When bonds are first issued, the price is the same or very close to the face value. When bonds are purchased in the secondary market the price that you pay can be higher or lower than the face value. When the price is higher than the face value the bond is said to be selling at a premium. When the price is lower than the face value it is said to be selling at a discount. When the price is the same as the face value, the bond is said to be selling at par.
The price of a bond fluctuates depending on factors such as interest rates, maturity of the bond, credit rating of the bonds, liquidity, supply and demand and general market conditions.
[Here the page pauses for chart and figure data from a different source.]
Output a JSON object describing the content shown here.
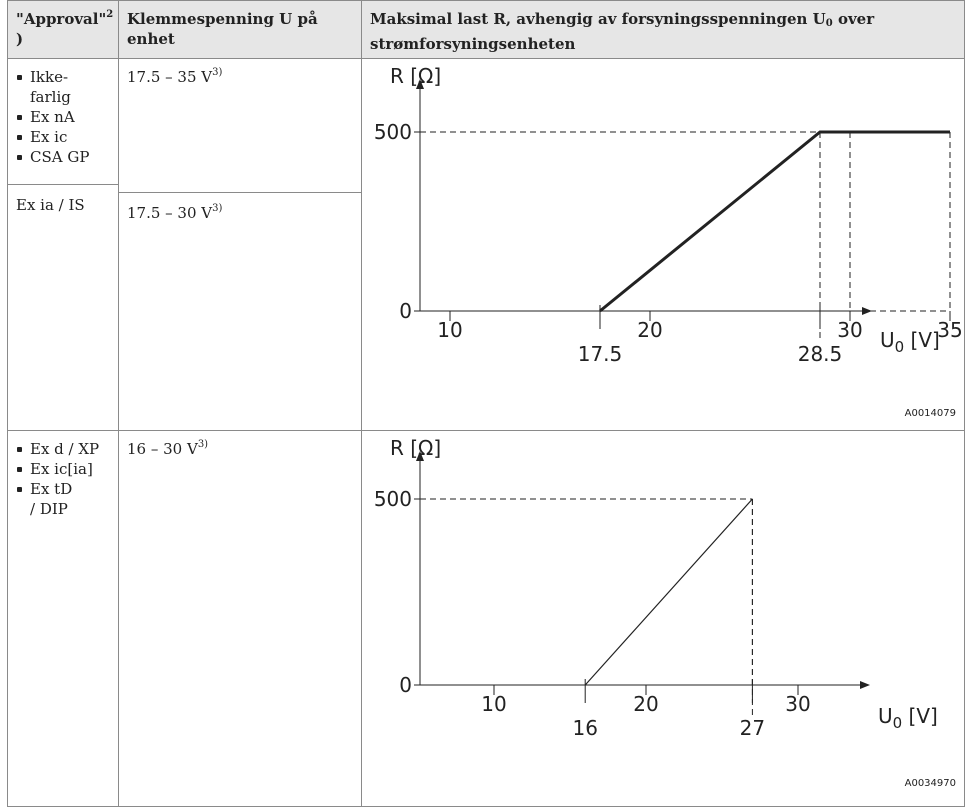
{
  "table": {
    "headers": {
      "approval": "\"Approval\"",
      "approval_sup": "2",
      "approval_tail": ")",
      "voltage": "Klemmespenning U på enhet",
      "load_pre": "Maksimal last R, avhengig av forsyningsspenningen U",
      "load_sub": "0",
      "load_post": " over strømforsyningsenheten"
    },
    "rows": [
      {
        "approvals": [
          "Ikke-farlig",
          "Ex nA",
          "Ex ic",
          "CSA GP"
        ],
        "voltage": "17.5 – 35 V",
        "voltage_sup": "3)"
      },
      {
        "approval_text": "Ex ia / IS",
        "voltage": "17.5 – 30 V",
        "voltage_sup": "3)"
      },
      {
        "approvals": [
          "Ex d / XP",
          "Ex ic[ia]",
          "Ex tD / DIP"
        ],
        "voltage": "16 – 30 V",
        "voltage_sup": "3)"
      }
    ]
  },
  "chart_data": [
    {
      "type": "line",
      "ylabel": "R [Ω]",
      "xlabel": "U",
      "xlabel_sub": "0",
      "xlabel_unit": " [V]",
      "x_ticks_top": [
        "10",
        "20",
        "30",
        "35"
      ],
      "x_ticks_bottom": [
        "17.5",
        "28.5"
      ],
      "y_ticks": [
        "0",
        "500"
      ],
      "series": [
        {
          "x": [
            17.5,
            28.5,
            35
          ],
          "y": [
            0,
            500,
            500
          ]
        }
      ],
      "ref_code": "A0014079"
    },
    {
      "type": "line",
      "ylabel": "R [Ω]",
      "xlabel": "U",
      "xlabel_sub": "0",
      "xlabel_unit": " [V]",
      "x_ticks_top": [
        "10",
        "20",
        "30"
      ],
      "x_ticks_bottom": [
        "16",
        "27"
      ],
      "y_ticks": [
        "0",
        "500"
      ],
      "series": [
        {
          "x": [
            16,
            27
          ],
          "y": [
            0,
            500
          ]
        }
      ],
      "ref_code": "A0034970"
    }
  ]
}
Bonds can have a fixed interest rate or a floating interest rate pegged to the treasury rate, LIBOR or other standard interest rate index.
Bonds can also be zero-coupon. This essentially means that interest is not paid during the life of the bond but only when the bond matures.
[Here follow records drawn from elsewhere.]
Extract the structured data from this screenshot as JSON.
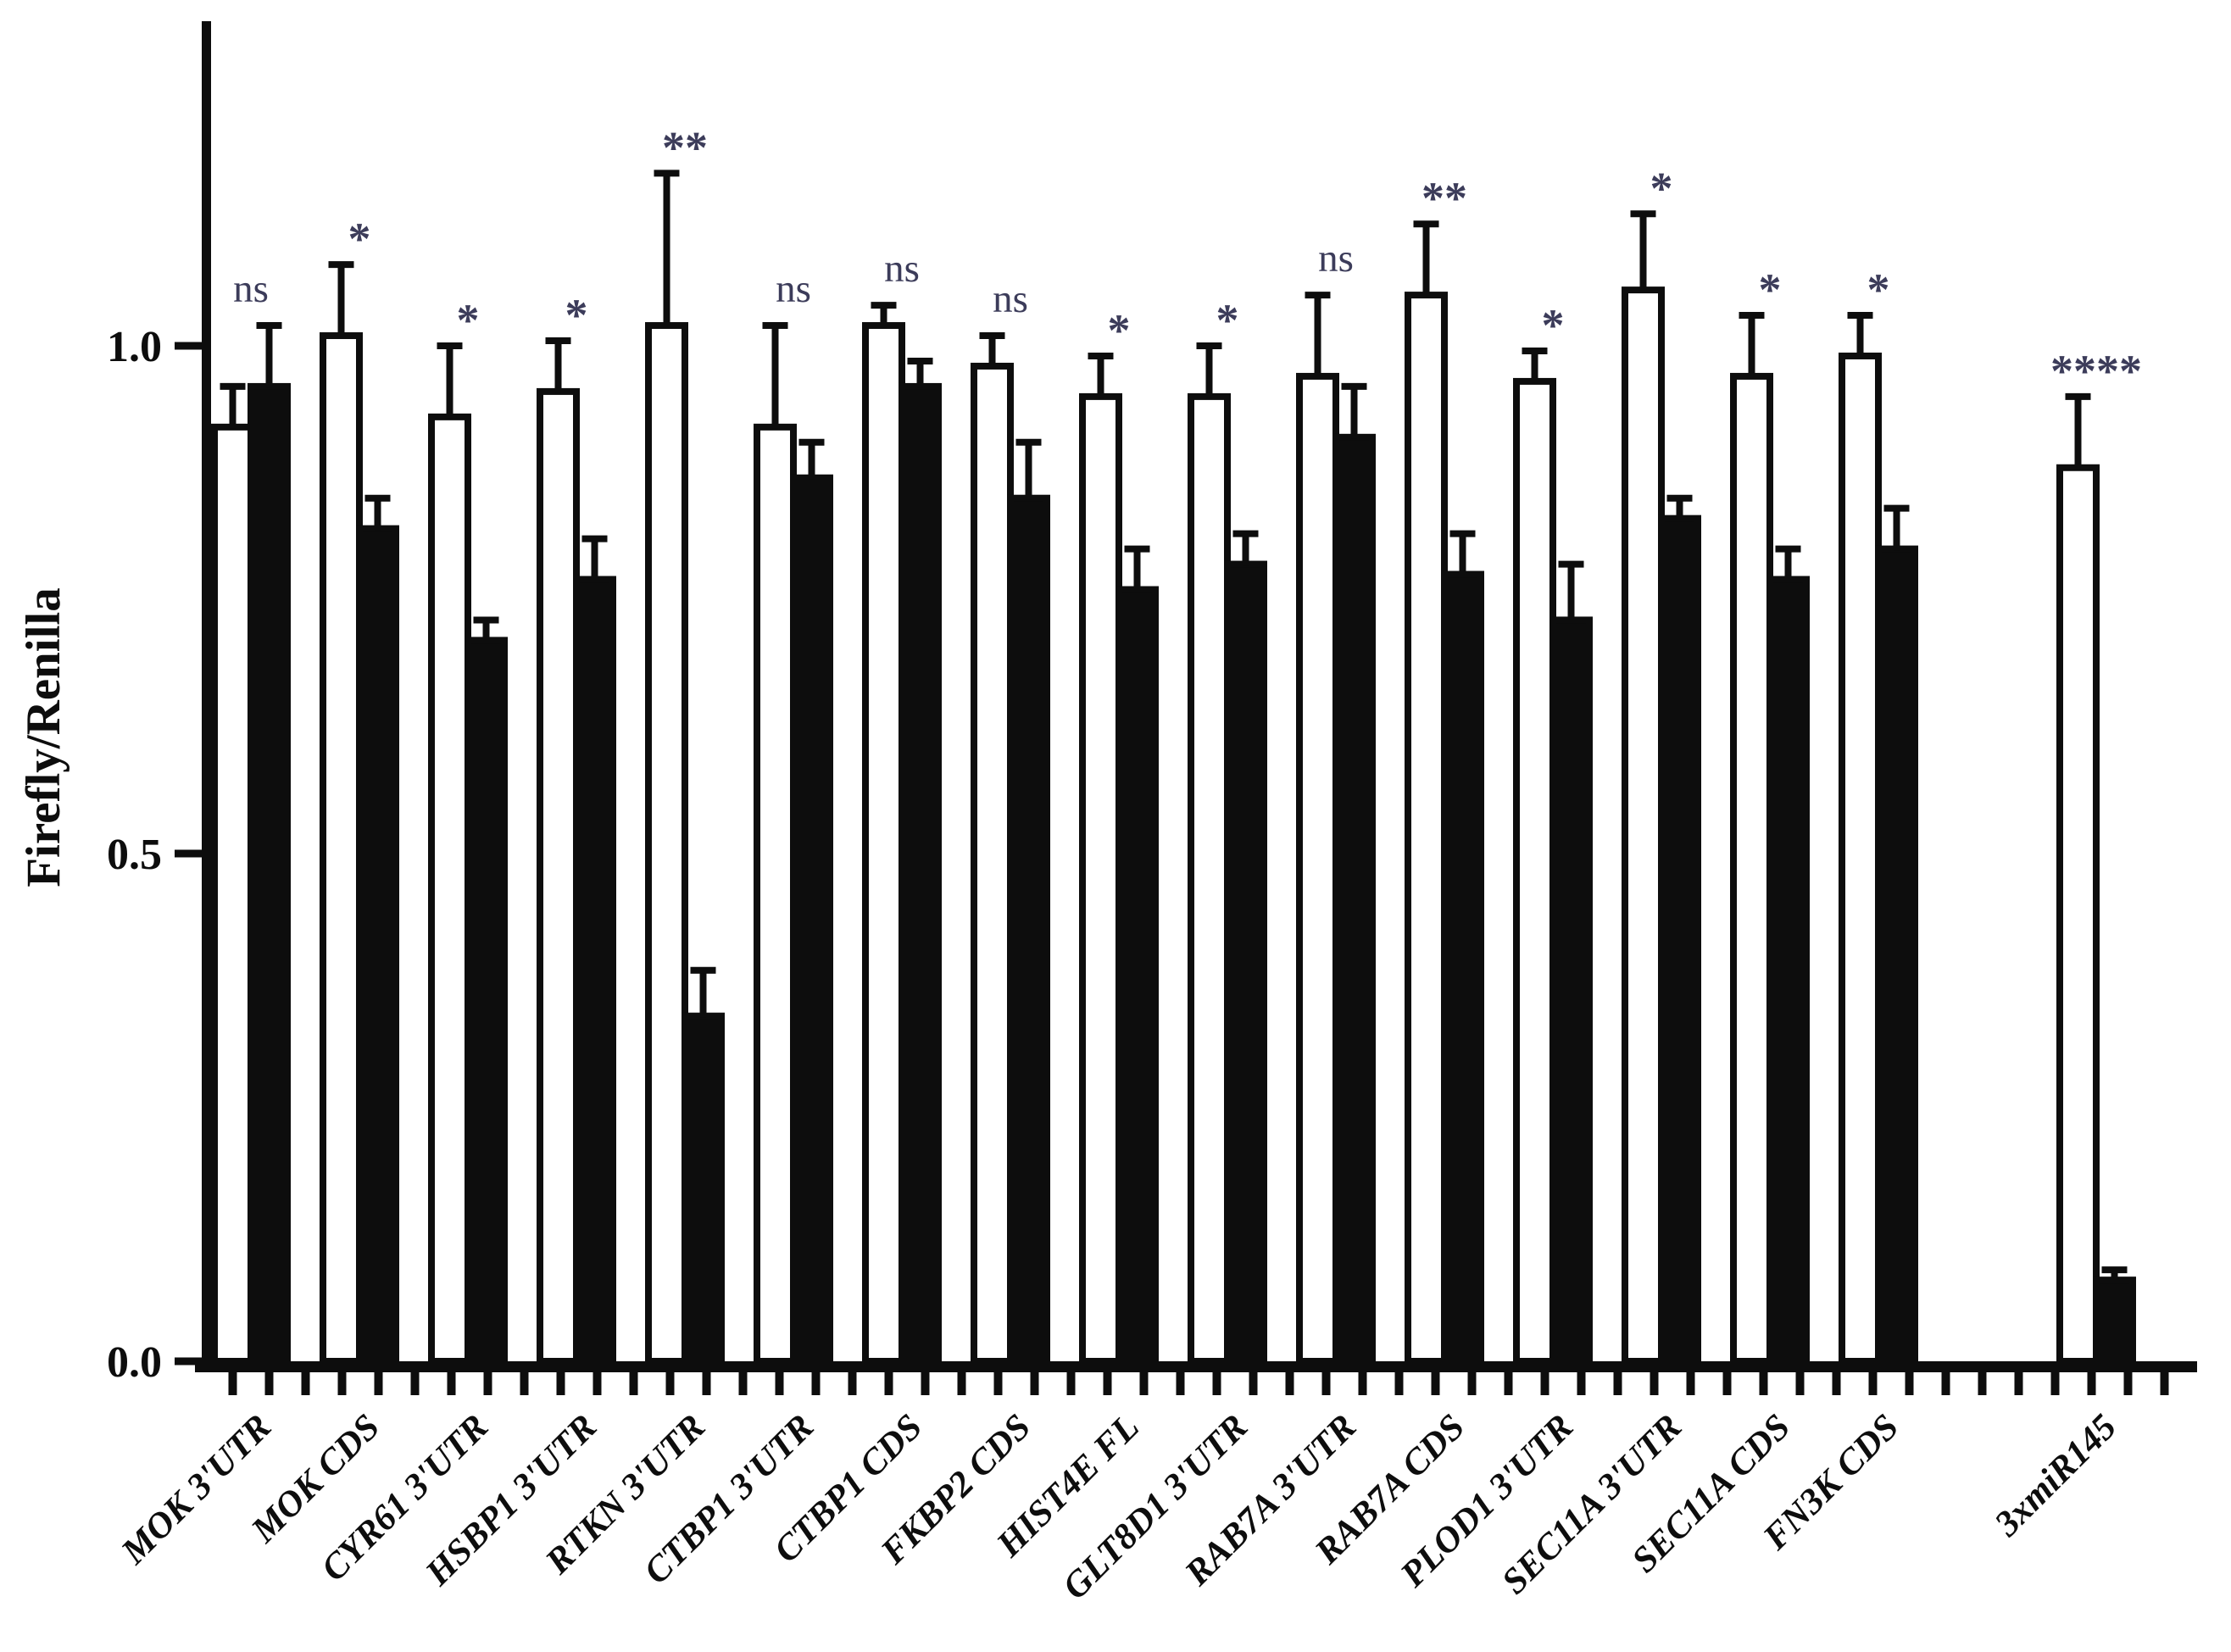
{
  "figure": {
    "background_color": "#ffffff",
    "axis_color": "#0d0d0d",
    "open_bar_fill": "#ffffff",
    "filled_bar_fill": "#0d0d0d",
    "annotation_color": "#3c3c5a"
  },
  "chart_data": {
    "type": "bar",
    "title": "",
    "xlabel": "",
    "ylabel": "Firefly/Renilla",
    "ylim": [
      0.0,
      1.32
    ],
    "yticks": [
      0.0,
      0.5,
      1.0
    ],
    "ytick_labels": [
      "0.0",
      "0.5",
      "1.0"
    ],
    "grid": false,
    "legend_position": "none",
    "bar_grouping": "pairs of open (white) and filled (black) bars per category",
    "categories": [
      "MOK 3'UTR",
      "MOK CDS",
      "CYR61 3'UTR",
      "HSBP1 3'UTR",
      "RTKN 3'UTR",
      "CTBP1 3'UTR",
      "CTBP1 CDS",
      "FKBP2 CDS",
      "HIST4E FL",
      "GLT8D1 3'UTR",
      "RAB7A 3'UTR",
      "RAB7A CDS",
      "PLOD1 3'UTR",
      "SEC11A 3'UTR",
      "SEC11A CDS",
      "FN3K CDS",
      "3xmiR145"
    ],
    "series": [
      {
        "name": "open_bars",
        "values": [
          0.92,
          1.01,
          0.93,
          0.955,
          1.02,
          0.92,
          1.02,
          0.98,
          0.95,
          0.95,
          0.97,
          1.05,
          0.965,
          1.055,
          0.97,
          0.99,
          0.88
        ],
        "errors": [
          0.04,
          0.07,
          0.07,
          0.05,
          0.15,
          0.1,
          0.02,
          0.03,
          0.04,
          0.05,
          0.08,
          0.07,
          0.03,
          0.075,
          0.06,
          0.04,
          0.07
        ]
      },
      {
        "name": "filled_bars",
        "values": [
          0.96,
          0.82,
          0.71,
          0.77,
          0.34,
          0.87,
          0.96,
          0.85,
          0.76,
          0.785,
          0.91,
          0.775,
          0.73,
          0.83,
          0.77,
          0.8,
          0.08
        ],
        "errors": [
          0.06,
          0.03,
          0.02,
          0.04,
          0.045,
          0.035,
          0.025,
          0.055,
          0.04,
          0.03,
          0.05,
          0.04,
          0.055,
          0.02,
          0.03,
          0.04,
          0.01
        ]
      }
    ],
    "significance_markers": [
      "ns",
      "*",
      "*",
      "*",
      "**",
      "ns",
      "ns",
      "ns",
      "*",
      "*",
      "ns",
      "**",
      "*",
      "*",
      "*",
      "*",
      "****"
    ]
  }
}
A bond’s yield refers to the return earned on the bond based on its interest rate and price paid.
Bonds can be of various maturities – short term which are generally 1 to 5 years, medium term which are 5 to 12 years and long term which are for maturities of longer than 12 years and generally upto 30 years.
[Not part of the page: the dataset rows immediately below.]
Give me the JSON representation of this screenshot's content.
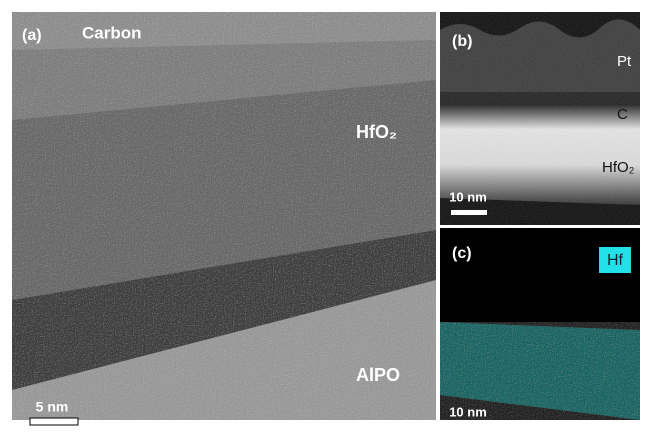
{
  "panels": [
    {
      "label": "(a)",
      "annotations": [
        "Carbon",
        "HfO₂",
        "AlPO"
      ],
      "scale_bar": "5 nm"
    },
    {
      "label": "(b)",
      "annotations": [
        "Pt",
        "C",
        "HfO₂"
      ],
      "scale_bar": "10 nm"
    },
    {
      "label": "(c)",
      "annotations": [
        "Hf"
      ],
      "scale_bar": "10 nm"
    }
  ]
}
Bonds can have call and put provisions. The bond issuer can specify a price and date that the bond can be redeemed before maturity. Such callable bonds generally have higher interest rates. Bonds that have a put option allow the bond purchaser to sell the bond to the issuer at a price and date before maturity. Such bonds generally have lower interest rates since the risk to the purchaser is less.
Companies may issue bonds that are convertible to stock. These bonds also have a lower interest rate since they may be converted to stocks.